Here is an example. United, City, Chelsea, Arsenal, Spurs and Liverpool all place four of their top talents not considered for the first team into a pool. Cardiff, Hull and Crystal Palace are just promoted and are cautious about spending money on players with their chances of survival. So, by using the draft, Cardiff could sign Andre Wisdom of Liverpool and Jordan Ibe. Palace could get Lewis Baker off Chelsea. Hull could acquire Isaac Hayden from Arsenal and Tom Carroll of Spurs. Other players like Martin Kelly and Jon Flanagan of Liverpool, Jesse Lingard and Wilfred Zaha from Manchester United, Nathaniel Chalobah of Chelsea and Harry Kane of Spurs are all ready to be picked. These are all players struggling to find first team chances but are rated highly by their club.

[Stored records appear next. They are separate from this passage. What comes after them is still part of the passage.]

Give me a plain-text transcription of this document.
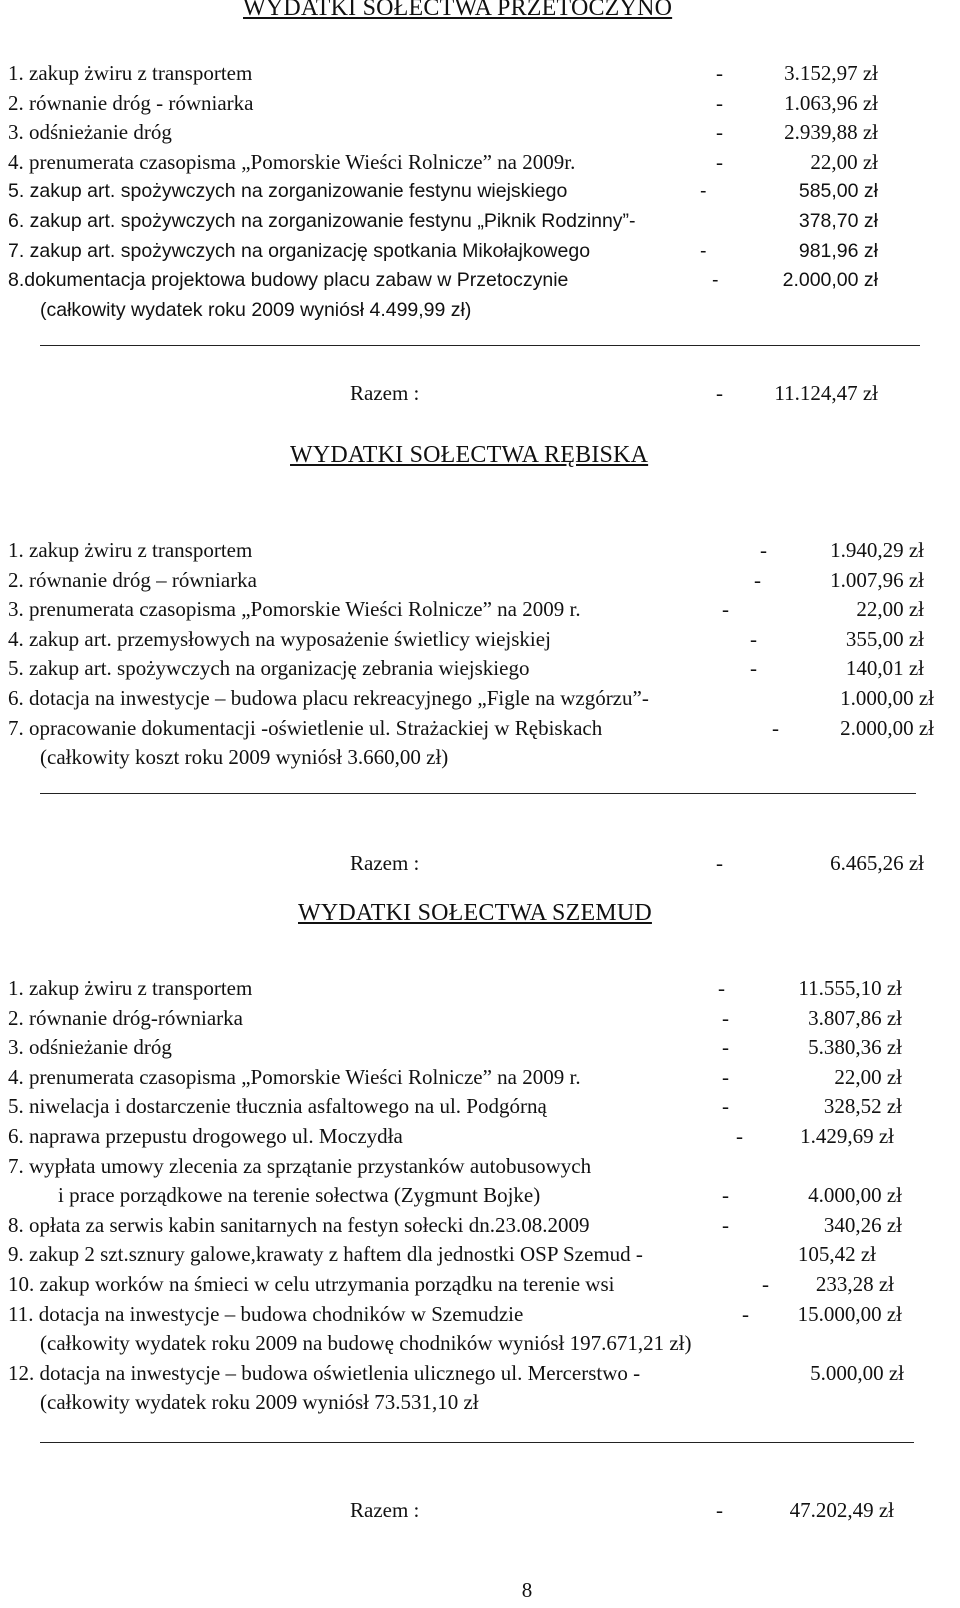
WYDATKI SOŁECTWA PRZETOCZYNO
1. zakup żwiru z transportem	-	3.152,97 zł
2. równanie dróg - równiarka	-	1.063,96 zł
3. odśnieżanie dróg	-	2.939,88 zł
4. prenumerata czasopisma „Pomorskie Wieści Rolnicze” na 2009r.	-	22,00 zł
5. zakup art. spożywczych na zorganizowanie festynu wiejskiego	-	585,00 zł
6. zakup art. spożywczych na zorganizowanie festynu „Piknik Rodzinny”-	378,70 zł
7. zakup art. spożywczych na organizację spotkania Mikołajkowego	-	981,96 zł
8.dokumentacja projektowa budowy placu zabaw w Przetoczynie	-	2.000,00 zł
(całkowity wydatek roku 2009 wyniósł 4.499,99 zł)
Razem :	- 11.124,47 zł
WYDATKI SOŁECTWA RĘBISKA
1. zakup żwiru z transportem	-	1.940,29 zł
2. równanie dróg – równiarka	-	1.007,96 zł
3. prenumerata czasopisma „Pomorskie Wieści Rolnicze” na 2009 r.	-	22,00 zł
4. zakup art. przemysłowych na wyposażenie świetlicy wiejskiej	-	355,00 zł
5. zakup art. spożywczych na organizację zebrania wiejskiego	-	140,01 zł
6. dotacja na inwestycje – budowa placu rekreacyjnego „Figle na wzgórzu”-	1.000,00 zł
7. opracowanie dokumentacji -oświetlenie ul. Strażackiej w Rębiskach	-	2.000,00 zł
(całkowity koszt roku 2009 wyniósł 3.660,00 zł)
Razem :	-	6.465,26 zł
WYDATKI SOŁECTWA SZEMUD
1. zakup żwiru z transportem	-	11.555,10 zł
2. równanie dróg-równiarka	-	3.807,86 zł
3. odśnieżanie dróg	-	5.380,36 zł
4. prenumerata czasopisma „Pomorskie Wieści Rolnicze” na 2009 r.	-	22,00 zł
5. niwelacja i dostarczenie tłucznia asfaltowego na ul. Podgórną	-	328,52 zł
6. naprawa przepustu drogowego ul. Moczydła	-	1.429,69 zł
7. wypłata umowy zlecenia za sprzątanie przystanków autobusowych
i prace porządkowe na terenie sołectwa (Zygmunt Bojke)	-	4.000,00 zł
8. opłata za serwis kabin sanitarnych na festyn sołecki dn.23.08.2009	-	340,26 zł
9. zakup 2 szt.sznury galowe,krawaty z haftem dla jednostki OSP Szemud -	105,42 zł
10. zakup worków na śmieci w celu utrzymania porządku na terenie wsi	- 233,28 zł
11. dotacja na inwestycje – budowa chodników w Szemudzie	- 15.000,00 zł
(całkowity wydatek roku 2009 na budowę chodników wyniósł 197.671,21 zł)
12. dotacja na inwestycje – budowa oświetlenia ulicznego ul. Mercerstwo -	5.000,00 zł
(całkowity wydatek roku 2009 wyniósł 73.531,10 zł
Razem :	-	47.202,49 zł
8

This is not a long term solution to the English FA’s problem. Coaching at grass roots does need to improve and the emphasis of fitness over finesse and power over passing needs to be addressed. Players need to not alone play the game but be students of it. Be educated on systems, tactics and styles of plays. The pressure to succeed must be dropped and youth player’s wages and contracts need to be reviewed to stop the race for wealth and fame. But in the meantime, a short term fix may be needed. My above suggestion could be easily adopted. It would help the newly promoted teams and smaller teams in the league while allowing players in the top youth academies to showcase their talents in the biggest league in the world. If they preform and do well, then their club can have them back after the season and have a homegrown player ready to play in the first team. If not, they have the option to sell to the foster team the player is at and the player is still playing and the club makes money.
There are more pressing issues in the world to solve such as war or world hunger but for the moment let’s start here. There you go FA. Your Welcome!